Sunday, July 19, 2009

sagas in hitchin' (new zealand)

1. a mom on her way to pick up the kids from school picks me up because she "feared for my life" whilst i hitched on the expressway.

2. a very rough looking guy in a beat up pink muscle car stops for me. "where you headed?" i ask. "get in" he says, "be hard for me to be a criminal in this thing, eh!" okayyy then, i think to myself as i climb in. soon, i learn the man is a pig hunter and he has just killed a pig he'd been tracking for nine years. just like captain ahab me thinks (via lauren robel's insight).

3. a junior church minister picks me up whilst spreading the good word.

6. a one-legged geezer in a tiny pick-up truck takes me a few miles.

31. a small sports car with an older woman inside pulls up next to me. "my husband tells me not to pick up hitchers, but what the hell, get in!"...later she admits that i "didn't look so scary". we cruise for an hour or so with the top down, the wind in our faces, and the mountains rushing by.

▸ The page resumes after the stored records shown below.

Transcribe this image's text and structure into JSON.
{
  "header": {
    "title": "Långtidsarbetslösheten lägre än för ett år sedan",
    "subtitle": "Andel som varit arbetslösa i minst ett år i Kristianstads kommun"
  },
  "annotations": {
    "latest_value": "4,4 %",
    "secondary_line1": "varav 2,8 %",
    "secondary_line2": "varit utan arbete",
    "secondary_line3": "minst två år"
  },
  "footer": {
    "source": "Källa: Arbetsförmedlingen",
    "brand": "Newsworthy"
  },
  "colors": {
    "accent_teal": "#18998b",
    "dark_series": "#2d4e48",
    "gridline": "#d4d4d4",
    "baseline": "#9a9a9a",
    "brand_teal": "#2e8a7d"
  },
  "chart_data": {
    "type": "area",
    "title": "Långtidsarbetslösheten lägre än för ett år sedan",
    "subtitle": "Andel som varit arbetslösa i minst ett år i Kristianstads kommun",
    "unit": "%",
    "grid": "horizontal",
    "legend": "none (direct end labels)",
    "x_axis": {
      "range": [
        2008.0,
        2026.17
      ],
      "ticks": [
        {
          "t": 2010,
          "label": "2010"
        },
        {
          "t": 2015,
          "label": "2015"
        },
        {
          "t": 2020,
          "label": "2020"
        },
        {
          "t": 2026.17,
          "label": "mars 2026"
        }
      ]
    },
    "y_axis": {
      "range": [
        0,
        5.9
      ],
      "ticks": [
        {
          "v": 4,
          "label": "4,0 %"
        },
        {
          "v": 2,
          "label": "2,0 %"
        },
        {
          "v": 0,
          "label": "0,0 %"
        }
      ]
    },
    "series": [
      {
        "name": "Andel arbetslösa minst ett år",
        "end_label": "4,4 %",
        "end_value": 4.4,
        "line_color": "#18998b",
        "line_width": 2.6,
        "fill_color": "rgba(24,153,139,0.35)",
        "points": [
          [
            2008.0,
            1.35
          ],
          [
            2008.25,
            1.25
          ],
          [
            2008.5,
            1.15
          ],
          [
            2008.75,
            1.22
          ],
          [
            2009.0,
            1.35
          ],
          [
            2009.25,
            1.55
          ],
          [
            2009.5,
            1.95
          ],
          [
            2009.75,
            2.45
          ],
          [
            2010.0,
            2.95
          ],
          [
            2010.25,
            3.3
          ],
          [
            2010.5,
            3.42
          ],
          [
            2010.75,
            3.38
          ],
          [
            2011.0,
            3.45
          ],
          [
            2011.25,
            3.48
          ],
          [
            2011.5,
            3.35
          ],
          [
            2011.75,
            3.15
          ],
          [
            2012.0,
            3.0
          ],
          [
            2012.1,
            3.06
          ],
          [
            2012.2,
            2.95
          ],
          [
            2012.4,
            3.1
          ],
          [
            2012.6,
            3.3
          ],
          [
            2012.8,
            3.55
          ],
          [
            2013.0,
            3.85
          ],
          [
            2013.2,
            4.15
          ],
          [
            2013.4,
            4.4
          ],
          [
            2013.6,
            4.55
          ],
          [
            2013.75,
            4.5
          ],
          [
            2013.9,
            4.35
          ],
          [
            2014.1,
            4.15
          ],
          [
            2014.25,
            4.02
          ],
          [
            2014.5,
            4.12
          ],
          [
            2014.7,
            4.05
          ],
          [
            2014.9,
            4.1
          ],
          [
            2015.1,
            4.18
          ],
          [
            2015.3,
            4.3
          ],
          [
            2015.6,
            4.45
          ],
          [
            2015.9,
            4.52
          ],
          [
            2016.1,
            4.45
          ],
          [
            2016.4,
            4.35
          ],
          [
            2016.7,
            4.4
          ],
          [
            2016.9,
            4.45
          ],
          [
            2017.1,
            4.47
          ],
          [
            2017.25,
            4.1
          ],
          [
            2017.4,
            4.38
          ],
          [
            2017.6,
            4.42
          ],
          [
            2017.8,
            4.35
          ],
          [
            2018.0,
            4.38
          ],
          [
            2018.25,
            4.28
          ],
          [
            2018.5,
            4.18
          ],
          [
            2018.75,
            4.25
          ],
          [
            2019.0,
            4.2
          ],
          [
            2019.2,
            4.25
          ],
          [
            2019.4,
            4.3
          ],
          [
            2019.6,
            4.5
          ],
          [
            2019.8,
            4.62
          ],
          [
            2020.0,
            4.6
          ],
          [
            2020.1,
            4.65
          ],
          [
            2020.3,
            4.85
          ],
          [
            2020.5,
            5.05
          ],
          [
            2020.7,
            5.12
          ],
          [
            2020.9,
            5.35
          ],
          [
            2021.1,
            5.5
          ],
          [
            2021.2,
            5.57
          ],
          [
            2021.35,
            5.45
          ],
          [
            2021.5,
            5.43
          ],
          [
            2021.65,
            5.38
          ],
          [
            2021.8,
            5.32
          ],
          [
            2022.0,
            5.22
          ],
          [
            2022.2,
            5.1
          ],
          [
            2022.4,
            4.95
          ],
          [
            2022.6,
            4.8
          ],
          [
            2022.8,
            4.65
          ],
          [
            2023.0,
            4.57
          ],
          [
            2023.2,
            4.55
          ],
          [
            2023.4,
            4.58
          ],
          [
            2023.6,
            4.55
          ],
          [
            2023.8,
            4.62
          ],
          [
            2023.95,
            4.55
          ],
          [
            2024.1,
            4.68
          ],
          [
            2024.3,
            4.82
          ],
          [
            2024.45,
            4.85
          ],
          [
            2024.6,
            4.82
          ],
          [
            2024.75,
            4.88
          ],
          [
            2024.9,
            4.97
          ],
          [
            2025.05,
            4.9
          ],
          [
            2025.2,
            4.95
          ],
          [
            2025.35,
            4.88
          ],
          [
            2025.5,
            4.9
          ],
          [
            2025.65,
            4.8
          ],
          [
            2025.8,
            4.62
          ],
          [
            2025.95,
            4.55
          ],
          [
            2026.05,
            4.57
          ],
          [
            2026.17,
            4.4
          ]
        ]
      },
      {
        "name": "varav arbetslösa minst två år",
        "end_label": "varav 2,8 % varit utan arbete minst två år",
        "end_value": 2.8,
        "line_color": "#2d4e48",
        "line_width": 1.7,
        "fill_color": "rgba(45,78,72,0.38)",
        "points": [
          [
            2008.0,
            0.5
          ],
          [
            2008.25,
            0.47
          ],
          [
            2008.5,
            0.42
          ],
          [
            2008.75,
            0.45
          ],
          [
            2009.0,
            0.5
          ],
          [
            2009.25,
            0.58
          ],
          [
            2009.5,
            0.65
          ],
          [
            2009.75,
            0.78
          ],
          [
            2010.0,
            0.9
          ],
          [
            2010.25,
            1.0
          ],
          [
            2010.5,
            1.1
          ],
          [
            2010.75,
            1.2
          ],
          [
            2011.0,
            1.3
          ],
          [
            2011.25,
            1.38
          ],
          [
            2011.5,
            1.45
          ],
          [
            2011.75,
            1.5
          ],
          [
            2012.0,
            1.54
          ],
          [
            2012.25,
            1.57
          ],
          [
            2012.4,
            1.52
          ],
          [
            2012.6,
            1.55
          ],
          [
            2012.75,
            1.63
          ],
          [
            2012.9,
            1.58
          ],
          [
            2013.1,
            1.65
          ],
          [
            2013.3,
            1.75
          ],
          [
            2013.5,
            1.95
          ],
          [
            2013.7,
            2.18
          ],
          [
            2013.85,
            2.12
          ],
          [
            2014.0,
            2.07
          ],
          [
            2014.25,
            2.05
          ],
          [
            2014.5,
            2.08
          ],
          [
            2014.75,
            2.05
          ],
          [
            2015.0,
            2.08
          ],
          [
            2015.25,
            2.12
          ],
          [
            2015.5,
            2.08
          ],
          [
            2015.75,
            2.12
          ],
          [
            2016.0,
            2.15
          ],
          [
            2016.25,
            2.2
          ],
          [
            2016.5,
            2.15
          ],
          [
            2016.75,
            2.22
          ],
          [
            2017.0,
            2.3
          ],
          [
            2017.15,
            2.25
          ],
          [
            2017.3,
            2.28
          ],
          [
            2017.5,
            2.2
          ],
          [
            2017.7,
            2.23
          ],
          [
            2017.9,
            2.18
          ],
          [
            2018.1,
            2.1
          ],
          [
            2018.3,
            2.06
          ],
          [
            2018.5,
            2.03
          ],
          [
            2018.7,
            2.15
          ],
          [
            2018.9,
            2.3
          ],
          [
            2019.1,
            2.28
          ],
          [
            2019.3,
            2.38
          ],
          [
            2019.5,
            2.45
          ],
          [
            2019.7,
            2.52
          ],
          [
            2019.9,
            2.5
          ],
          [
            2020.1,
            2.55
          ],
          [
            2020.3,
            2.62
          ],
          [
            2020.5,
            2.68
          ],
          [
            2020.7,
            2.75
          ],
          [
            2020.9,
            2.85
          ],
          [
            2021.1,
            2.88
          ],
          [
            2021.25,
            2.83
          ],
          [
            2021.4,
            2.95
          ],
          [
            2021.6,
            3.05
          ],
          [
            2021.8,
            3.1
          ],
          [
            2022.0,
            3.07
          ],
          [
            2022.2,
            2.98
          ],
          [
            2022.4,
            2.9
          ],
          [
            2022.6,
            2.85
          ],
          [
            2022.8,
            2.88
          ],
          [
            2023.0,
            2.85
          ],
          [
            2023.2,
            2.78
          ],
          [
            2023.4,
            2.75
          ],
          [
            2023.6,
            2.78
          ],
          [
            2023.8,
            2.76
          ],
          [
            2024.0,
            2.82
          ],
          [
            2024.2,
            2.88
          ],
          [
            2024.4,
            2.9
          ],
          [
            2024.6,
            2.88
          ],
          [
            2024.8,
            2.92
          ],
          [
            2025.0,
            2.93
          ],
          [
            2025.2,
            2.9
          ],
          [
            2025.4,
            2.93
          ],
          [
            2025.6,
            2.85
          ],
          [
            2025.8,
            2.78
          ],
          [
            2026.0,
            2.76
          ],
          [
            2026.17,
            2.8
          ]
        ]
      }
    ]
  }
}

33. A thirty-something-year-old gives me a lift in his big pick-up truck (or,ute in new zealand). he's a builder but also spends weekends training with new zealand's military. what's amazing to me is that he wants to go to iraq before the troops are pulled out. "yeah man, i just wanna blow some shit up. there ain't no repurcusions there." um, in all due respect mister, that's not really how it works...

38. an elderly aussie couple offer me a lift after having passed me 3 different times the day before. they were slightly skeptical, even scared to stop for a hitchhiker they eventually admitted. by the end, after a long flowing conversation, they were well pleased to have met me and couldn't wait to brag to their daughter of their "adventurous spirit" in picking me up.

40. an aussie financier travelling solo gives me a lift. first he asks, "get in, as long as you aren't a mass murderer or something..." "um no i'm not," i say " are you??"

55. a young guy in a terribly unfit car pulls up. over the course of the ride i learn he has no liscence ("very suspended," i think he said), registration, etc. he quickly veers into pull-offs anytime he spots a white car (potential police car) in the distance.

60. an older guy stops and says "get in!" i get in. soon after he leers my way and shouts "hope you don't mind a drinkin' driver!" as he takes a big gulp from a beer can. oookay then, i mutter to myself.

61. an irish man named paddy takes me a ways. later i learn he is known as "mad paddy" and that the word is that he is an ex-ira informant who lives in new zealand as part of a sort of witness protection program. he adamantly encourages me to have a whistle when ever i go tramping. "don't laugh, i'm not fockin' jokin', it could save your life!!" he insists

65. an old man offers me a ride and the chance to spend the afternoon goldmining with him. i gladly accept.

77 rides in all. this is just a mere taste. not one the same. all unique in their own way. the best way to travel hands down.

on the outside looking in or vice-versa:

so i was hitching once (well this happened more than once for sure) and a japanese tourism bus (there are many such companies that cater only to the japanese in new zealand) passes me in fiordland national park. with all of their faces glued to the windows, in unison, each person generates a gaping smile and vigourously waves a hand or two at me. it's funny, but in that moment, i felt like a wild animal being viewed from a jeep-safari window. i had become a part of their tour, as it were. i could imagine them scrolling through pictures of their trip with friends back home. "and this one here is when we drove by the hitchhiker!!" "wow!!" their friends might say. this memory always makes me laugh.


finally, here is a poem i found in my journal...

hitchin'
with a thumb as my sail
i let the winds take hold.
for chance shall do what it may
but fate, well fate has the final say -
in the who and the how and the what and the when,
of the where-ever-where i may find myself in.

it took seventy seven cars, two boats, and my feet,
to happen upon who i've happened to meet.
there were pig hunters and preachers and technicians and teachers
old salty sailors and swedes with good features.
and "what," you may ask, did i find down that line,
perspectives a plenty that's to be sure, but more often than not, a damn good time!